When my boyfriend and I broke up earlier this year, I started to see I had a problem. I’m addicted to drama. I’ve been living like an addict in recovery since. I don’t want that life anymore, but my mind is still preoccupied with looking for a fix. Sex is an easy source. So is work politics and gossip. Getting involved in a friend’s personal saga also provides a hit. I feel tempted by all these things, but I try to limit my intake of drama to TV shows and books. Because my craving for the dramatic can be really harmful. I’ve hurt myself and others many times in the past through overreacting, manipulating, pretending, and expecting others to act out my projections.

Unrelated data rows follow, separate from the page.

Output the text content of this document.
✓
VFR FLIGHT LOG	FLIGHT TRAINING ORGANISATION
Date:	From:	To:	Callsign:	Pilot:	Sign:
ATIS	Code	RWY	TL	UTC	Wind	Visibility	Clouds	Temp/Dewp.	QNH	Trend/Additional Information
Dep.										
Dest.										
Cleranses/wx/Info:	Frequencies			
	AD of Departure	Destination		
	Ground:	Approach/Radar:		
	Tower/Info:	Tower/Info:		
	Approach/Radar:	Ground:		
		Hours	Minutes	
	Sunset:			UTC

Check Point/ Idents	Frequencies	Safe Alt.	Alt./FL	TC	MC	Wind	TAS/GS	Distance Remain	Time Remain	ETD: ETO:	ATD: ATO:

I struggle to let go of my old habits though. I’m used to relating to people over drama. I’m used to having drama in my life. Sometimes I don’t even realize I’m back to my dramatic ways until the next day, when I think about my choices and what would have happened if I’d acted with a clear head, instead.
The addict in me is scared of nothing. Of having nothing to say, nothing to do, nothing to think about. If nothing is happening, then what does that mean for my addiction? It would cease to exist…and what then?
Now I’m off work for a couple of weeks for the holidays, staying in the woods at my parents’ place, and my worst nightmare is happening: nothing. I sit in the silence, wanting to make noise, but when I try, nothing comes. There is nothing to say, nothing to do, nothing to think about. It’s the best feeling in the world.